My black moor seems to be sleeping a lot, and is only active when it is time to eat, when he is done eating he goes back to sleep. He was never like this, is there a reason?


----------



## bmlbytes (Aug 1, 2009)

What is the temperature and the nitrogen levels in the tank?


----------



## Lex90210 (May 10, 2011)

The nitrogen I don't know, the temperature is about 73-75 F


----------



## Ghost Knife (Mar 12, 2008)

This is normal for Black Moors and most Orandas especially as they get older. They get lazy and only move around when there is food involved.


----------



## Ladayen (Jun 20, 2011)

Maybe... but with 5 goldfish a freaking Koi and a pleco in a 32g I'm going to guess theres a fair amount of ammonia/nitrite posioning going on as well.

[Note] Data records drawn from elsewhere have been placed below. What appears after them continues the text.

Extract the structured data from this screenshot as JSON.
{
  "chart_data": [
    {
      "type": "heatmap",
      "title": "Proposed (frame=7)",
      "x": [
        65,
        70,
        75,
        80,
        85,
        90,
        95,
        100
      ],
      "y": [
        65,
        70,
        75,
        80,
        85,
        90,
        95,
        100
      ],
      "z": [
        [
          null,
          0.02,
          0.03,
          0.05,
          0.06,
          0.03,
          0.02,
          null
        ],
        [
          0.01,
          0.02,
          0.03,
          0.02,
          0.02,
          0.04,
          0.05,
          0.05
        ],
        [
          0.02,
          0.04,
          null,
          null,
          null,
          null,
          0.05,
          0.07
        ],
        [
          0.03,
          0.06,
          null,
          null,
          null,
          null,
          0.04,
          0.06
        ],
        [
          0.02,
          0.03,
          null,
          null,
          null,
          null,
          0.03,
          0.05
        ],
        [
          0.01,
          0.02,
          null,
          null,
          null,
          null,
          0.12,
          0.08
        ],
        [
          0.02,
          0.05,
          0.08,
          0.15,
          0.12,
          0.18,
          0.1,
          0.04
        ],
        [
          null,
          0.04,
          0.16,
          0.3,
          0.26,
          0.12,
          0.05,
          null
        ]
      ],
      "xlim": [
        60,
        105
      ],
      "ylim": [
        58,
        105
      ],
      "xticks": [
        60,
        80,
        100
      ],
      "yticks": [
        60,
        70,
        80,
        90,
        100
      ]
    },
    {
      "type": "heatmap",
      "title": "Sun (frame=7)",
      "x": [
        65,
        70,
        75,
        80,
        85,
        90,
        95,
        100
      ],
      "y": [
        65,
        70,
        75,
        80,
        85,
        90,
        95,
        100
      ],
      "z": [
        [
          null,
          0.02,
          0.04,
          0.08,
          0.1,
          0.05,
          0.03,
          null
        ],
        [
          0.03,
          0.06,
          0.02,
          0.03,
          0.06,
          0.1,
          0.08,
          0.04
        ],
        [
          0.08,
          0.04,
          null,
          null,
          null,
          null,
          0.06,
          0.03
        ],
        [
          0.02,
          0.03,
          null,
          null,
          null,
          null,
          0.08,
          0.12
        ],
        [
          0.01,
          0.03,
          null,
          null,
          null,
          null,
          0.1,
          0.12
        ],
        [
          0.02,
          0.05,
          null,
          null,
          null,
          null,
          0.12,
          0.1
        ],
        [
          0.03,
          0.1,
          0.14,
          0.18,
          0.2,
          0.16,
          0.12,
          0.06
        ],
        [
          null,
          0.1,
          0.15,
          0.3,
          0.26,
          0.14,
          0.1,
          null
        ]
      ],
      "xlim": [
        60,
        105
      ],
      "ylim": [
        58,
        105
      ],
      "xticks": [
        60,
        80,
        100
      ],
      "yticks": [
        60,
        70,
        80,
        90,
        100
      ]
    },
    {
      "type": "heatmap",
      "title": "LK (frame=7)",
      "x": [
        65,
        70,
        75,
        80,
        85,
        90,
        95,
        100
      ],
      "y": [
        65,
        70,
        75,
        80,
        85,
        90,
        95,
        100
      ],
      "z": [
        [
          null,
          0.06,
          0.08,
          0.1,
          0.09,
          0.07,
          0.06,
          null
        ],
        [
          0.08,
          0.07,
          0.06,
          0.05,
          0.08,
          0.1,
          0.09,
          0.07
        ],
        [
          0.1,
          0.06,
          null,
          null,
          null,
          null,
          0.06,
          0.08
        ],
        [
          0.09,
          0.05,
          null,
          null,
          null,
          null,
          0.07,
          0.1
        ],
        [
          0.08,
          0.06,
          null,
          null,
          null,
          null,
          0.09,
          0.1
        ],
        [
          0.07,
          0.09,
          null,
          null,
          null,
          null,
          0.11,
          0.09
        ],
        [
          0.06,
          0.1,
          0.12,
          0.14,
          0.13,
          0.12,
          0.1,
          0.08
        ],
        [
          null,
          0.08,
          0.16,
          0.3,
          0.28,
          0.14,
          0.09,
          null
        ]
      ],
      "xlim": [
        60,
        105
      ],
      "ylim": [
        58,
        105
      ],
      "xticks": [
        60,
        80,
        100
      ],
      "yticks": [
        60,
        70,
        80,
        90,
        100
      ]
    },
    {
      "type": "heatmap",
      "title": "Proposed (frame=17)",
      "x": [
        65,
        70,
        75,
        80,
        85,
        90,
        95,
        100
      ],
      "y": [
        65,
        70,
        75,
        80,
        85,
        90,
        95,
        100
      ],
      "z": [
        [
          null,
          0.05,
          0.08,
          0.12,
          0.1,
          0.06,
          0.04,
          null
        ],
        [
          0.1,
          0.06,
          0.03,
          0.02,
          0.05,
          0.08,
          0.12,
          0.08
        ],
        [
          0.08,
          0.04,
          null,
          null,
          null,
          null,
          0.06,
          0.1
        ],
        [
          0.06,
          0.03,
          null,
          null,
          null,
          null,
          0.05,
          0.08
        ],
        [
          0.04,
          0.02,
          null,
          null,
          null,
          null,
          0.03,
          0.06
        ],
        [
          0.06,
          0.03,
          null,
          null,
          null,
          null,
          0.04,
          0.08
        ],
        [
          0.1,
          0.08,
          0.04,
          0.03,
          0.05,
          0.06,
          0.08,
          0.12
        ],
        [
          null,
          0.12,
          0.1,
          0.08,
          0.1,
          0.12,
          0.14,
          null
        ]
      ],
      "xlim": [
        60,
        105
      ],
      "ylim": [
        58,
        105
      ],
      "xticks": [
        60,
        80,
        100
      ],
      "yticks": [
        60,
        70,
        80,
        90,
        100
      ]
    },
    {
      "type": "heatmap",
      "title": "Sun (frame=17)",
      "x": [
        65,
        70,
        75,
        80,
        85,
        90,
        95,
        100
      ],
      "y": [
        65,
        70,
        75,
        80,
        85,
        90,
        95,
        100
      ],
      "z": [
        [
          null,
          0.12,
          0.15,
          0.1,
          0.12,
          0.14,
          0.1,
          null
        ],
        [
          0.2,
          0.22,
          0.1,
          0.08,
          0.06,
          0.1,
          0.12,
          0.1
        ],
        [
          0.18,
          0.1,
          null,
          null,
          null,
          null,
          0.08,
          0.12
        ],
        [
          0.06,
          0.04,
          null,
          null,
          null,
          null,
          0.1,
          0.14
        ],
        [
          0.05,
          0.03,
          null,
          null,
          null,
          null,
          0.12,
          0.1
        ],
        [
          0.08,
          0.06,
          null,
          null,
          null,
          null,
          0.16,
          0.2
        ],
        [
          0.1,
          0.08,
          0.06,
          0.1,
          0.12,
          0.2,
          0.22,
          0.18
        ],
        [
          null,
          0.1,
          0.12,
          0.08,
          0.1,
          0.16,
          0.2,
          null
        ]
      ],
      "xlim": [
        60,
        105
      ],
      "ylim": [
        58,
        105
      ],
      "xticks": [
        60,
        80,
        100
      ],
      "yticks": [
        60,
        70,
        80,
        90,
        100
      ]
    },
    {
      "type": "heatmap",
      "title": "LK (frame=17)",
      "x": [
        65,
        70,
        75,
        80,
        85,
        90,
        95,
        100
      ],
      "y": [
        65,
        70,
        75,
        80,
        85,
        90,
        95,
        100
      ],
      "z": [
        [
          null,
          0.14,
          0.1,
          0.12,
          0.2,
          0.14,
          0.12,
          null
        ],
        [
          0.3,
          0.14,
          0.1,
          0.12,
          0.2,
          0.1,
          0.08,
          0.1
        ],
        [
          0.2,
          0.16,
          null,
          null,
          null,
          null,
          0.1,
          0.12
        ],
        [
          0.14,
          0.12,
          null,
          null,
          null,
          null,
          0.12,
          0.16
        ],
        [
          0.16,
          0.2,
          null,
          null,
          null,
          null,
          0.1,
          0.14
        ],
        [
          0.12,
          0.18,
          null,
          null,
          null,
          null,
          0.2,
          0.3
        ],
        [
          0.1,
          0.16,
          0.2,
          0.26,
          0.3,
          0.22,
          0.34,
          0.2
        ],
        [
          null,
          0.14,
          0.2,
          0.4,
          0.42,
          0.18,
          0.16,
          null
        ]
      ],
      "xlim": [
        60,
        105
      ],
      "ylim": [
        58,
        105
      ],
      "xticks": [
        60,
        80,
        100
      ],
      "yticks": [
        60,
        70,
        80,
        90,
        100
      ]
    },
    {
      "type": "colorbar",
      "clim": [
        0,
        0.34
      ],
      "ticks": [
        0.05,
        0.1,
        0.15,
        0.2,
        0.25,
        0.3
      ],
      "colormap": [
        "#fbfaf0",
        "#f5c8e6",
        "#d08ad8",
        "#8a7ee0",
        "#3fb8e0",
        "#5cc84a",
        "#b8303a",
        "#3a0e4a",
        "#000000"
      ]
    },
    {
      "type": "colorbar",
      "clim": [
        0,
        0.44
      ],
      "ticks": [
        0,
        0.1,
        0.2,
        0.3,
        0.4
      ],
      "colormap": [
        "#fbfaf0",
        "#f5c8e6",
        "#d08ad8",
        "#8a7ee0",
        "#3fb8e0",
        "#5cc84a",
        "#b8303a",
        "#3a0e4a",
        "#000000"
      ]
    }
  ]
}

Dont see the habitants of the 10g being terribly happy/healthy either.

Goldfish can grow over 1' long and should be in a 75g+ tank. A healthy goldfish should live 20 years or more. Koi can get over 2' long and need much bigger then that. They should live 40years or more, some get over 100.

Common Plecos get 18" and should be in a 75g as well.


----------



## lohachata (Jan 27, 2006)

hmmmmm....maybe it was the tsi tsi flies..


----------



## Lex90210 (May 10, 2011)

He stopped being lazy all of a sudden, and hasn't been for a week now... strange.


----------



## funlad3 (Oct 9, 2010)

Glad the BM got better!

Loha, at least I appreciate your humor.


----------